Despite an Israeli court order allowing them to stay in their homes, cave-dwelling Palestinian farmers and herders in the southern Hebron hills still face a sustained and often violent campaign of harassment and intimidation by settlers, the Israeli army, and civilian officials, according to a new report from the Israeli human-rights group B’Tselem.

Some 1,000 Palestinians have maintained the way of life of their ancestors in the area, which is located in the southernmost part of West Bank.

In the 1970s, however, the Israeli military commander declared the area a ‘closed military zone,’ and in November 1999, soldiers and Civil Administration officials expelled the cave residents, confiscated their belongings, sealed their caves, destroyed wells and outhouses, and prohibited them from returning to the area.

The cave residents petitioned the Israeli High Court of Justice, which in March 2000 issued a temporary injunction allowing the residents to return to the area and preventing the state from expelling them until the court reaches a final decision in the matter.

The army, however, continues to claim that expelling the cave residents is justified since “they are not permanent” residents of the area, and that it is needed for important military uses.

In addition to military threats of expulsion, the residents also face frequent violence from nearby settlers. Several residents have been forced to leave.

According to a B’Tselem survey, some 88 percent of the Palestinians in the “closed military zone” have been subjected to settler violence or witnessed such violence against family members. 

The kinds of abuse reported in the survey can be divided into four patterns: blocking of roads and preventing access to fields (51 percent of the cases), property damage, including destruction of crops and theft of sheep and goats in particular (21 percent), intimidation (17 percent), and physical violence (11 percent).

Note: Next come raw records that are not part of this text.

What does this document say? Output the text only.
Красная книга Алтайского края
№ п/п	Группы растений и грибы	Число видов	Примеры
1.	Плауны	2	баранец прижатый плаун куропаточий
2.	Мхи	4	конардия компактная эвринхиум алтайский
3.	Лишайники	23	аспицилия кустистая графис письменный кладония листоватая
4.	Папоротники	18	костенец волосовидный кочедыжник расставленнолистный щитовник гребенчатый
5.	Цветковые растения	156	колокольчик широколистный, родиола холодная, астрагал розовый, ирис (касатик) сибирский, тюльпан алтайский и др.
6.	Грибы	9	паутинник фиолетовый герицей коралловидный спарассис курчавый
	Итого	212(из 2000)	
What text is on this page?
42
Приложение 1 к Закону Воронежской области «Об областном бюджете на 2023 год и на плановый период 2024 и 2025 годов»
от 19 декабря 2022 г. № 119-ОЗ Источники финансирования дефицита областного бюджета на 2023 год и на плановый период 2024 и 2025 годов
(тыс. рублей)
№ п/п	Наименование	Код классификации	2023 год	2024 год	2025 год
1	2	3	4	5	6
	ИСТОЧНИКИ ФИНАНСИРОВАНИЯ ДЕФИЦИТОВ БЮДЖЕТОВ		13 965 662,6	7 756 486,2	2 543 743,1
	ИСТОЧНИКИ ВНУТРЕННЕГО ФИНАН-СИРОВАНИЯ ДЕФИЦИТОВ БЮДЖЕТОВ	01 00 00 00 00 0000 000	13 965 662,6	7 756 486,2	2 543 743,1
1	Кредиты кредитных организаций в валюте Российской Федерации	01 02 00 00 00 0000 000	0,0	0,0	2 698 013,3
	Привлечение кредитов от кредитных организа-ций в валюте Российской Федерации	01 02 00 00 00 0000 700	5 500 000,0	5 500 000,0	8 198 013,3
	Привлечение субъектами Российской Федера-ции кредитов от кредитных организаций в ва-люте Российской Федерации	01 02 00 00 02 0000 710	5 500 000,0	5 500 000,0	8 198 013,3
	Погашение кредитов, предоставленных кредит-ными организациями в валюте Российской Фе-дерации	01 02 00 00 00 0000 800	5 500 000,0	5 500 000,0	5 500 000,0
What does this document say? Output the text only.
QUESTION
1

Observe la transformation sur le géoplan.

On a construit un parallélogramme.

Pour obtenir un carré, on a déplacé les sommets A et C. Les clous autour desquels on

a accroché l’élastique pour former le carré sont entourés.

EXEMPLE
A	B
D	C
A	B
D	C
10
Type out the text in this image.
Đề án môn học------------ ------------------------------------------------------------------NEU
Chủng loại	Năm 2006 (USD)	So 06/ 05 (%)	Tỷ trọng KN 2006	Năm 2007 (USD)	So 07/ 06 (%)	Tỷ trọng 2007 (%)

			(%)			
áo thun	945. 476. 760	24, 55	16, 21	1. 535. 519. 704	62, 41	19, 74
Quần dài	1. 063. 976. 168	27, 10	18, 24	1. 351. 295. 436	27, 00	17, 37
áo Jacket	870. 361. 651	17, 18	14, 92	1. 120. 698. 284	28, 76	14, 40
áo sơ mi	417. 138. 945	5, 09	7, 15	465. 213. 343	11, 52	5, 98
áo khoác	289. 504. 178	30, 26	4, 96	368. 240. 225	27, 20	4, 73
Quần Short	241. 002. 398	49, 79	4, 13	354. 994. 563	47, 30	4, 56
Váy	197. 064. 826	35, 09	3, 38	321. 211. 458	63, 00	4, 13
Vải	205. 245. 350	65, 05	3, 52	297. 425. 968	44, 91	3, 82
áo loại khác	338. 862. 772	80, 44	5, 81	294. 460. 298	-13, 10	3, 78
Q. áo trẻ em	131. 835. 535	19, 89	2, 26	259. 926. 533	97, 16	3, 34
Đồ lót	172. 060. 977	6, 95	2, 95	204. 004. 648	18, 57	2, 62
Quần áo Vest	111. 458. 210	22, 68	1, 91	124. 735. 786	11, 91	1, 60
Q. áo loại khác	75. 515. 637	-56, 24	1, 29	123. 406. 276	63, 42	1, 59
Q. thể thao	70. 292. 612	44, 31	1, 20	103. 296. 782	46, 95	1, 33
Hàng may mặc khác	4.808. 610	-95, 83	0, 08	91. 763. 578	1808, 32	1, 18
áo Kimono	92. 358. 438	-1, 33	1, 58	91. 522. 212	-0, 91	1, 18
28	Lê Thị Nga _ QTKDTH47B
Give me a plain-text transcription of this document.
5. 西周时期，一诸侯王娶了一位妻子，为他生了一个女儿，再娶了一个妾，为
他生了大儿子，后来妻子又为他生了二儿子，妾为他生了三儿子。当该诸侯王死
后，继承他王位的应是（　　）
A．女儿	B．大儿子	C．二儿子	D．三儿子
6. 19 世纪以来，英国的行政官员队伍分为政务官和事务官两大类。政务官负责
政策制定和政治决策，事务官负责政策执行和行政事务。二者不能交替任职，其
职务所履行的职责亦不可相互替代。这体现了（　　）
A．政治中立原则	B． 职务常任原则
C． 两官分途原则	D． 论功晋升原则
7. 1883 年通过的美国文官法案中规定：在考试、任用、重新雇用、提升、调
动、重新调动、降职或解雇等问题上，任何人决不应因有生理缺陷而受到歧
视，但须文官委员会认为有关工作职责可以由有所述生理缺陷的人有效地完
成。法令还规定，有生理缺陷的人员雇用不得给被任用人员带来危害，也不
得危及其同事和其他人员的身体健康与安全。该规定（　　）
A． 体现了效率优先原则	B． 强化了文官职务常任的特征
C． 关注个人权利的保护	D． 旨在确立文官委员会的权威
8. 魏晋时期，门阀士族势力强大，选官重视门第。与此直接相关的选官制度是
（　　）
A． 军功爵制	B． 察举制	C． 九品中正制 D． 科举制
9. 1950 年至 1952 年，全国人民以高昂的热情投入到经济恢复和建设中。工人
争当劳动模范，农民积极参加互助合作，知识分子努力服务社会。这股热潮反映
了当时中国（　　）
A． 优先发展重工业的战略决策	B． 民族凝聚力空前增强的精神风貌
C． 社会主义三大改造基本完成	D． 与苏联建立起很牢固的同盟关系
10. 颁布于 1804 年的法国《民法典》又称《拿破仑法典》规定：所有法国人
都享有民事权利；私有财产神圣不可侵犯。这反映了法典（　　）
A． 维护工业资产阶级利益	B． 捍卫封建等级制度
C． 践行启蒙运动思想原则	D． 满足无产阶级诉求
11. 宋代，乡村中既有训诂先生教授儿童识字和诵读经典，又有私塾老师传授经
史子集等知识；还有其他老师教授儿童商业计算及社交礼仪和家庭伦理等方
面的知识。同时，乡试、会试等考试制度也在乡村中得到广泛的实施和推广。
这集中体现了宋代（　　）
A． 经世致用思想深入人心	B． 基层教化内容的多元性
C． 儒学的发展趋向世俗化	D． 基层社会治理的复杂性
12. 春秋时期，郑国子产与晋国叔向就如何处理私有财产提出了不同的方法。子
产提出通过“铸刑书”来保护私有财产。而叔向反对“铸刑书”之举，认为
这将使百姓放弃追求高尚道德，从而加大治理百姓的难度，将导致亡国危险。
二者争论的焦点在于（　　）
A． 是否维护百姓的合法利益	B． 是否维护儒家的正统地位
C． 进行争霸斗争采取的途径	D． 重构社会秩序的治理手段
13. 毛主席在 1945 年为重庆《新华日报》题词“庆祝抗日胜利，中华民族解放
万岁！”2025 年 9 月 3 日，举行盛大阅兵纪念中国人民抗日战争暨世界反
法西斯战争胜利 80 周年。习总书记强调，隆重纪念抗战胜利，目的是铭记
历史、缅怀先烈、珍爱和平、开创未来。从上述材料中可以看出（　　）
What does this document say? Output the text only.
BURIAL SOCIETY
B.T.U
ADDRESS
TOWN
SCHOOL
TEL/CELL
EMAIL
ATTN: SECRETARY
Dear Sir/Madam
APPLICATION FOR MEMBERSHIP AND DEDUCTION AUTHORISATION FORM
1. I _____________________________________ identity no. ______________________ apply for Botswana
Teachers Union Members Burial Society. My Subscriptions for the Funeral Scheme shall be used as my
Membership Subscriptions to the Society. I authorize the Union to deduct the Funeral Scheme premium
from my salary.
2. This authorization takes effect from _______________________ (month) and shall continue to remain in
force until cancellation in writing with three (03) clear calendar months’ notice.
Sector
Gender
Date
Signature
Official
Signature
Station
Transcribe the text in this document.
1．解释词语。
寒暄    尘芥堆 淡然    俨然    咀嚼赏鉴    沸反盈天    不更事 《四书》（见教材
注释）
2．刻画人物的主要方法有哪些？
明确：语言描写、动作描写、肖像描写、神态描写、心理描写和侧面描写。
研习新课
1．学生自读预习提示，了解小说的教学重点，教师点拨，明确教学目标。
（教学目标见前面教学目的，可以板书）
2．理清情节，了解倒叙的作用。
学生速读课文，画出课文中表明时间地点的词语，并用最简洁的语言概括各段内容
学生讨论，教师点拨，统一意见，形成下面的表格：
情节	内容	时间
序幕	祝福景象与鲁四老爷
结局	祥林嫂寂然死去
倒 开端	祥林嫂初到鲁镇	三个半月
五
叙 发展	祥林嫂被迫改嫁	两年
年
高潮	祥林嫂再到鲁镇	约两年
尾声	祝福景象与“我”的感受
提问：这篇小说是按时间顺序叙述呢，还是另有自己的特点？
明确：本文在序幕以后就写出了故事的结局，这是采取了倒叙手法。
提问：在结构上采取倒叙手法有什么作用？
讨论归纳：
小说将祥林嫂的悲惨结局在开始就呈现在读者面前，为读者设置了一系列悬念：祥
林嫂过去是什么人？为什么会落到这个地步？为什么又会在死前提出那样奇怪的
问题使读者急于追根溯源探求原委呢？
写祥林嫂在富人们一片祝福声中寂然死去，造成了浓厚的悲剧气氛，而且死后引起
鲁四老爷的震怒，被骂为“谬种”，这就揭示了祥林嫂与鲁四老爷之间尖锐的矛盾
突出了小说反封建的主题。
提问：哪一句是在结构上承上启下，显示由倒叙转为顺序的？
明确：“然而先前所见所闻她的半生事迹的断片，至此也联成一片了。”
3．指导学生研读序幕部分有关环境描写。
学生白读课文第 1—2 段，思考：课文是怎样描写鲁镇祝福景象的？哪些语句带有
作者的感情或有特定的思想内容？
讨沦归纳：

The Israeli police are not conducting enough efforts to enforce the law against the settlers, and the army does even less, B’Tselem charged.

Soldiers have even assisted settlers in carrying out violent attacks against the residents, the report added. Soldiers have also destroyed farmlands and driven tanks and other military gear on the Palestinian lands.

The Civil Administration Office, which is part of the army, prohibits the residents from building their own homes and villages – a decision which forces them to remain in caves, deprived of a proper water supply, electricity, and other essentials of daily living. 

“Israel has been trying to expel them over the past five years,” B’Tselem reported.  “Israel is partially and gradually trying wear down the residents to get them to leave the area.”

B’Tselem urged the army to cancel the orders announcing the area a closed military zone, allow the residents to build their own homes, enforce law against violent settlers, and compensate the residents who lost land and property because of actions by the army, settlers or a Civil Administration Office.